Дрезден не сдавался Дауну, а Салтыкова обуревало нетерпение. 26 августа через австрийского генерала Карамелли он возобновил переговоры о совместной диверсии на Берлин, заявив при этом, что, если союзники не пожелают помочь ему, он отойдет к Губену. Однако после получения из Петербурга инструкций прикрывать осаду Дрездена он перешел в Либерозе и занял позицию на правом фланге Гадика, имея у себя в арьергарде Лаудона и оказавшись таким образом словно под надзором австрийцев. Салтыков оставался там до 16 сентября в полном бездействии.

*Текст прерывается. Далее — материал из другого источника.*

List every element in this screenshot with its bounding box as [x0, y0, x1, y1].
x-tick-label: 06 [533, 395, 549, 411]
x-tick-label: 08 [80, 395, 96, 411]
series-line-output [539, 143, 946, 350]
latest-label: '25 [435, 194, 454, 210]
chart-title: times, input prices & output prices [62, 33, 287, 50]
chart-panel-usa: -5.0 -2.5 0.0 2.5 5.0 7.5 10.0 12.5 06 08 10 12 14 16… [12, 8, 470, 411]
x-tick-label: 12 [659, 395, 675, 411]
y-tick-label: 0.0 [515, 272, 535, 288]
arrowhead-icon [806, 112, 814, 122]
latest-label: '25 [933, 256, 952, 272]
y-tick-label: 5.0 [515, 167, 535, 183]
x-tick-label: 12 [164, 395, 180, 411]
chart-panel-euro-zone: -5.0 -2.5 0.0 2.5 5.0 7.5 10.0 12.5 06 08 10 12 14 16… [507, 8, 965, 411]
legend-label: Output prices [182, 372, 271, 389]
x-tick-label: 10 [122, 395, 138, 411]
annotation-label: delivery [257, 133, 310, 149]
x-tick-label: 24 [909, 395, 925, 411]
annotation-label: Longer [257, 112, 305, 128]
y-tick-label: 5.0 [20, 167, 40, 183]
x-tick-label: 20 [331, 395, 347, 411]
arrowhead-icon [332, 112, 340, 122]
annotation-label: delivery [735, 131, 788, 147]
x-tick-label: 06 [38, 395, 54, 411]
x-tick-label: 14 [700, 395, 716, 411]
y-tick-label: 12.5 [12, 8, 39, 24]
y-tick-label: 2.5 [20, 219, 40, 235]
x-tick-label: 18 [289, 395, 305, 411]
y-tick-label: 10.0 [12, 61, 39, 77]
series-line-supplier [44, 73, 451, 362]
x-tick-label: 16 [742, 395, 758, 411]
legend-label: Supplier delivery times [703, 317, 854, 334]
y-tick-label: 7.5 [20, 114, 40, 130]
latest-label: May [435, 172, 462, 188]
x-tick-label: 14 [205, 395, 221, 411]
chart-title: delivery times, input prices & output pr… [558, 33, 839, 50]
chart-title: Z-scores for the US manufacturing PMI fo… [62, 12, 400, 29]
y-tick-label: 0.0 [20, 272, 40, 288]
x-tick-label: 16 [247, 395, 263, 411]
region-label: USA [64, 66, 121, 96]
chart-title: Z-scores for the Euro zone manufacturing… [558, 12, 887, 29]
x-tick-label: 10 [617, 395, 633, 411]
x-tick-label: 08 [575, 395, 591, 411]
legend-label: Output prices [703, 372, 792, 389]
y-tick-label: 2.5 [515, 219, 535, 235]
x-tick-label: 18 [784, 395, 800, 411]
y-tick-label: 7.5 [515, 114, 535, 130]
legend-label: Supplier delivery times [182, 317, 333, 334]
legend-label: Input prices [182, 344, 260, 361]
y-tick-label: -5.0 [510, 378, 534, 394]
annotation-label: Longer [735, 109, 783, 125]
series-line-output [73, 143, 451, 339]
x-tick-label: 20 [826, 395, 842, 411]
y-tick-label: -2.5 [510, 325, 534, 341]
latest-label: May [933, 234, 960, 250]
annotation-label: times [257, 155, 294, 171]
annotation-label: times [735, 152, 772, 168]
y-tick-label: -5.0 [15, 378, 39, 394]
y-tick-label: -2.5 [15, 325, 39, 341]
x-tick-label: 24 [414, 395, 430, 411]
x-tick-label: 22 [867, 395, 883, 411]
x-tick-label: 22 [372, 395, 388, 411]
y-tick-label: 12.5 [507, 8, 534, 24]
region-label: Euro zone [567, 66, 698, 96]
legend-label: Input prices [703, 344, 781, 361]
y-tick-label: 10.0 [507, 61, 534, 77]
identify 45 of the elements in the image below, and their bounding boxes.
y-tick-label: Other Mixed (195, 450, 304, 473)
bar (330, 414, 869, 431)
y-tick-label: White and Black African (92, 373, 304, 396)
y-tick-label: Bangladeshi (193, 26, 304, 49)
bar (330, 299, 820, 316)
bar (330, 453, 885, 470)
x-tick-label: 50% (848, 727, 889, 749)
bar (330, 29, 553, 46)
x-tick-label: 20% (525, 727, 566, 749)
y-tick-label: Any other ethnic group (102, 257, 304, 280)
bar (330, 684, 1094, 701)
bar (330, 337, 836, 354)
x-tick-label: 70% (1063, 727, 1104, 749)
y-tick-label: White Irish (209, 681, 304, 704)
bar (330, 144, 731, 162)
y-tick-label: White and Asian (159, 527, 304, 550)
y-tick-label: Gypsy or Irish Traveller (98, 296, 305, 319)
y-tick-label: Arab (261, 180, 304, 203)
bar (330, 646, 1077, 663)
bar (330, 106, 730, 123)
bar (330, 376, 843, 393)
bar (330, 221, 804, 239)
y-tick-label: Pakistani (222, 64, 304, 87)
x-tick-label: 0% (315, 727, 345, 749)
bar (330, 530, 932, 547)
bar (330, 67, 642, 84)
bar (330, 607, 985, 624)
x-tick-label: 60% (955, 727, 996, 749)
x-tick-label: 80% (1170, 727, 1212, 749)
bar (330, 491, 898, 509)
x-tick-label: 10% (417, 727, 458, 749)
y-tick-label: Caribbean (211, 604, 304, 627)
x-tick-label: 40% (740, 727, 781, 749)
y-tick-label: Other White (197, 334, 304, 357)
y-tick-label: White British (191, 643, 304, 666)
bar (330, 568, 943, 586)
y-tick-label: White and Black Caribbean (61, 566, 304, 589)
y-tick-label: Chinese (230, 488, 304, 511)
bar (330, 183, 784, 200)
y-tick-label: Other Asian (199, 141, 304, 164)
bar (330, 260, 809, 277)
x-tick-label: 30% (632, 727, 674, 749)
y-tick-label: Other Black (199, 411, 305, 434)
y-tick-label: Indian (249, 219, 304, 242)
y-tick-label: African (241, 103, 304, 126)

Из его письма к канцлеру Воронцову видно, насколько тяжела была ему такая трата времени и как он раздражался на своих требовательных, но столь мало предприимчивых союзников:

«Окончание войны, мир или как изволите только конец были в наших руках: король прусский так разбит и разгромлен был, что не более 30 тысяч имел человек и около двадцати пушек в такой робости, коя всем известна; фамилия побежала в Магдебург, Берлин ждал себе гостей, нас или австрийцев. Господин Даун все то пропустил, в чем же, в пустых прожектах, пересылках, намерениях, в рассылках разных корпусов; что из того вышло? Все упустил из рук, стыда довольно получил, наконец и все потеряет; с такой великой армией, свежей довольно, не мог ни малого дела сделать, ниже на готовое; уже лучше этого случая не могло быть как мы ему дарили, разбив, разоря короля, подчивали, он ничего не сделал; вот я теперь две недели праздно стою, терпим нужду, не смею прогневить свою государыню, уже принужден отселе выступить; ежели еще стоять, то лошадей поморим, а нам разве придется пешим идти и провиант на себе везти, да и того нет; я, не надеясь на их обещание, велел свой изготовить; ежели все так манить будет, то пойду к своим магазинам. Милостивый государь, этаких храбрых людей право жаль терять напрасно, такой уже армии заводить трудно; дай Боже им здравия, еще есть к чему прибавить, хотя рекрут, между стариками такие же будут. А от союзников нам добра ждать нечего, хотят, чтоб все мы делали, а они бы были целы, во всю кампанию еще неприятеля не видали…» [217]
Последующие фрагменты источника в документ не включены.